Want to know how to fix it?
Let me pose a question: As a marketing person, when was the last time you met directly, one-on-one, with the top sales producer in your company?
Never? Why not? Many marketers insist on relaying information at the VP of Sales level and are missing an opportunity. Remember that the VP of Sales depends on his team to look good so you should focus there too.
Try this.
Step 1: Seek out the TOP 3 sales people in your organization and set up a one-on-one meeting with each of them.
Step 2: When you meet with each top performer, ask them about one, specific action they would like from you and then do it. Don’t worry about “strategy” or “position”; find something tactical and direct that you can do just for them. Get them to a point where they will ask you for help in the future.
Why will this work?
The simple answer is that the top performing sales people lead the sales organization and they are listened to closely. Think about how a sales organization works; the top performers are never asked to quantify their call rates and fill out ridiculous account plans or measure statistics. Their results speak for themselves. The sales people that get hammered for statistics and reports are the non-producers.
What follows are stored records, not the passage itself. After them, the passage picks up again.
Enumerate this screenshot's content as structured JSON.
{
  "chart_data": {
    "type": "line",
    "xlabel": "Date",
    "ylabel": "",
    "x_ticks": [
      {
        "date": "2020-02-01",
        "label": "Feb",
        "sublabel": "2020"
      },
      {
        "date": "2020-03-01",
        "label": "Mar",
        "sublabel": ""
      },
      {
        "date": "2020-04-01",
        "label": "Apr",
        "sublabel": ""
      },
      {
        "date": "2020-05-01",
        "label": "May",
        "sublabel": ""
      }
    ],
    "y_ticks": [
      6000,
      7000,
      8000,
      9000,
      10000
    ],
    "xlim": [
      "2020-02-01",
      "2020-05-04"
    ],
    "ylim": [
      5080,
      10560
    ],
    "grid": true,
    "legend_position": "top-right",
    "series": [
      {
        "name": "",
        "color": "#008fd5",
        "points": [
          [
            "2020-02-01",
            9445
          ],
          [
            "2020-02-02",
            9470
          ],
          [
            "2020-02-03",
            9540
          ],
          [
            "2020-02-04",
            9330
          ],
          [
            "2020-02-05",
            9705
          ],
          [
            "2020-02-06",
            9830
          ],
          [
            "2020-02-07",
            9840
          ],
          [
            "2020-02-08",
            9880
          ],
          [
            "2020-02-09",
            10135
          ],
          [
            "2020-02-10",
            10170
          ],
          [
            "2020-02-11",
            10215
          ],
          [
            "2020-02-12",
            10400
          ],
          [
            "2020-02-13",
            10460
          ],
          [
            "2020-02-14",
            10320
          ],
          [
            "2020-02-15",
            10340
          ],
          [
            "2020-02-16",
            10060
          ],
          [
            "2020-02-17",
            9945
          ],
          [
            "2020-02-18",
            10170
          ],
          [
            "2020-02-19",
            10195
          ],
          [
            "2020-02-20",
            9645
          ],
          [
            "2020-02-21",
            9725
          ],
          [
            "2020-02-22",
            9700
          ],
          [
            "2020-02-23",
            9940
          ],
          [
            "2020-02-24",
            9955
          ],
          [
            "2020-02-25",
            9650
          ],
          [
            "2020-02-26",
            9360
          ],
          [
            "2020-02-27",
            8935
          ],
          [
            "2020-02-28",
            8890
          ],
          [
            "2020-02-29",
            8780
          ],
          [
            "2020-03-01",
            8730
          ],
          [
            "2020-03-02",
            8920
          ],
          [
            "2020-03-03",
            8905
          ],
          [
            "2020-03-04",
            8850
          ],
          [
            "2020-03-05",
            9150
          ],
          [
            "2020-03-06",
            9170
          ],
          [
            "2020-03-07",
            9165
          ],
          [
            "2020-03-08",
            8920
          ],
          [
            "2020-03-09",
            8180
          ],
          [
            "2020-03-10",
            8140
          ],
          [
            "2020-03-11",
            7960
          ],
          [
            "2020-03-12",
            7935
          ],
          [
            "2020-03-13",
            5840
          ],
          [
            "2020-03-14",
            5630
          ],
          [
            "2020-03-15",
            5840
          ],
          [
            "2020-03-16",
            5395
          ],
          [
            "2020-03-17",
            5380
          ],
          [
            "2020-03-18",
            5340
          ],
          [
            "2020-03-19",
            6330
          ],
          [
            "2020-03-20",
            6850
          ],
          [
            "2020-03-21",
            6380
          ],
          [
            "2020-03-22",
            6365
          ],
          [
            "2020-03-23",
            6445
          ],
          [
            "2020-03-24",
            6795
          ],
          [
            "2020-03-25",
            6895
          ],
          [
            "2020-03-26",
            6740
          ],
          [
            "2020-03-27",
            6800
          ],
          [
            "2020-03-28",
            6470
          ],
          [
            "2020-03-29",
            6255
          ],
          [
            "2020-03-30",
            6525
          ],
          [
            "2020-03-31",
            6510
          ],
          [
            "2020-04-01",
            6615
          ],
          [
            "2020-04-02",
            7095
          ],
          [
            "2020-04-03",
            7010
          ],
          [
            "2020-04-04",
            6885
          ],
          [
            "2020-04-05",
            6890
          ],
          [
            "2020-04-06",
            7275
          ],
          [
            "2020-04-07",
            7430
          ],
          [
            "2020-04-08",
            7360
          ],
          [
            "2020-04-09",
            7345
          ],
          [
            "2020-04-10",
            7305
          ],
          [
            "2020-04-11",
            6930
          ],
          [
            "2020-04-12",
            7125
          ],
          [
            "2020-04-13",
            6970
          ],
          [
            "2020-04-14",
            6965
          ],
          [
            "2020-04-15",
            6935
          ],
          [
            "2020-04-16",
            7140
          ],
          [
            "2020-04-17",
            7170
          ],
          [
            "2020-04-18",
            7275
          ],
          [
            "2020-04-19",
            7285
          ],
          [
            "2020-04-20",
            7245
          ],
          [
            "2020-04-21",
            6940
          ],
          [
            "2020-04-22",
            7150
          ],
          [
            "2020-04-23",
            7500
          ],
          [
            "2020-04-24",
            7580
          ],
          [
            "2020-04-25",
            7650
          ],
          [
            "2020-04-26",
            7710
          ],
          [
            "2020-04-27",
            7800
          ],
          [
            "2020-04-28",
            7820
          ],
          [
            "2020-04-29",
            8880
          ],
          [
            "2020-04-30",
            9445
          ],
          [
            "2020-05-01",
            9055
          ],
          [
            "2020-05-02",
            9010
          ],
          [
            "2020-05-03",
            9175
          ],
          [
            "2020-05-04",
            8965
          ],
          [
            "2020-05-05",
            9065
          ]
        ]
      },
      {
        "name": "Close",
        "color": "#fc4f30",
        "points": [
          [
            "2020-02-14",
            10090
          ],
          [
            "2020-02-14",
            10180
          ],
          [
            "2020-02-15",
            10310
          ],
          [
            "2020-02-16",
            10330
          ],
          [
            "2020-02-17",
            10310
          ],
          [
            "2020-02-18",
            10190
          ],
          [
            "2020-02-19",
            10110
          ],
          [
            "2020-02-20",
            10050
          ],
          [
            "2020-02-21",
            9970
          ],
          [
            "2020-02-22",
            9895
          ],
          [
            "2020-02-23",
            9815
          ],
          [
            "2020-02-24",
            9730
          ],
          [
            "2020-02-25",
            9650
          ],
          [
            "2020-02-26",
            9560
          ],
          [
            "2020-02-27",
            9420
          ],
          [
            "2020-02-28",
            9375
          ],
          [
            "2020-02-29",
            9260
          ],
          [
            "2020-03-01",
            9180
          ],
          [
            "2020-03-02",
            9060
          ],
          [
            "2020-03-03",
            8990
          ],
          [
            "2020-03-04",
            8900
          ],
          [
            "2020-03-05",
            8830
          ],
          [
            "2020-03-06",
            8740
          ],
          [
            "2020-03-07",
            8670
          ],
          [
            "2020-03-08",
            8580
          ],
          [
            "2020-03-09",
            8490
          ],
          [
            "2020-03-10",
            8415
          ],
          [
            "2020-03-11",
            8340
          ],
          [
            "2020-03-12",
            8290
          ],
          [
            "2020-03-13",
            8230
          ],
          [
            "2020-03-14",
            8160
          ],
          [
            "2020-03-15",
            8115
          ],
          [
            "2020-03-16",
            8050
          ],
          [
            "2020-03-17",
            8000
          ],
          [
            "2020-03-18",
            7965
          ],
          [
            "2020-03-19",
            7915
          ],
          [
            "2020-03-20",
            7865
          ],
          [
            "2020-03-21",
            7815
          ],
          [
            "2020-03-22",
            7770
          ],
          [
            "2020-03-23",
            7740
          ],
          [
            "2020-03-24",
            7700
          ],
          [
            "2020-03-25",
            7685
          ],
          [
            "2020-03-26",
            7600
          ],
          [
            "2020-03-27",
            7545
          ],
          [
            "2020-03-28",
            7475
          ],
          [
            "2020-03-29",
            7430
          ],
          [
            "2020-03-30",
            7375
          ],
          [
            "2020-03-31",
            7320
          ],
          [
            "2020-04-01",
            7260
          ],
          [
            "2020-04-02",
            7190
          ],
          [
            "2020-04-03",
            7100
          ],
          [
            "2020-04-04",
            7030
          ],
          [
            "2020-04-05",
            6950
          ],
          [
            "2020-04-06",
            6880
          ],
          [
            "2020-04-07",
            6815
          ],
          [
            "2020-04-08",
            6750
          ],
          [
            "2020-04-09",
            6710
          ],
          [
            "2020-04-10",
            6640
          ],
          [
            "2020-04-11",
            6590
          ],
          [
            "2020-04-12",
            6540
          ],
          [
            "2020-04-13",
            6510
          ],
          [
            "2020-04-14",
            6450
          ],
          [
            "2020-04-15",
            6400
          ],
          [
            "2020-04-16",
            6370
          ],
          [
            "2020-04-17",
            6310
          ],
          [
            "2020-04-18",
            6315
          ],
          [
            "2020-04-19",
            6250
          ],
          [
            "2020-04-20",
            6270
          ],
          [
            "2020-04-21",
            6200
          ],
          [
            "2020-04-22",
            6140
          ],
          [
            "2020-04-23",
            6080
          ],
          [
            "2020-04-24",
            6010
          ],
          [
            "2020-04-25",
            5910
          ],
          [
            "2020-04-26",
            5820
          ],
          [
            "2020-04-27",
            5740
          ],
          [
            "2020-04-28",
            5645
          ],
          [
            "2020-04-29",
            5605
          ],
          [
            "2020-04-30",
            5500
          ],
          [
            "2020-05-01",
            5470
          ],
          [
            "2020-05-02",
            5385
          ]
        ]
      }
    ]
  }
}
Take a lesson B2B marketers…
Stop trying to justify your actions and instead look for ways to DIRECTLY impact the TOP sales producers of your organization; ignore the noise at the bottom of the ladder. If the top dogs sing your praises you will spend a lot less time justifying your marketing budget.





Bingo! You are right.
Feedback from salespeople about my marketing impresses my boss more than any bar-chart or ROI analysis I can give him.
This is great insight! It is all about marketing, and the whole organization, enabling sales to have better conversations with prospects. I actually work at SAVO, a sales enablement technology company and day in and day out we focus on making sales be more successful. Feedback is so key! If marketing is creating information in a silo, then there is no value to sales the majority of the time! Fun stuff!
Excellent observation!
It’s hard to believe how many marketing teams miss the critical interaction with sales staff. The sales etam is typically in the field, face-to-face with prospects and customers.
Nobody in an organization knows the target audience like the sales team — they represent the marketing team’s best resource.
Agree.
A companies sales team is at the forefront of many successful businesses.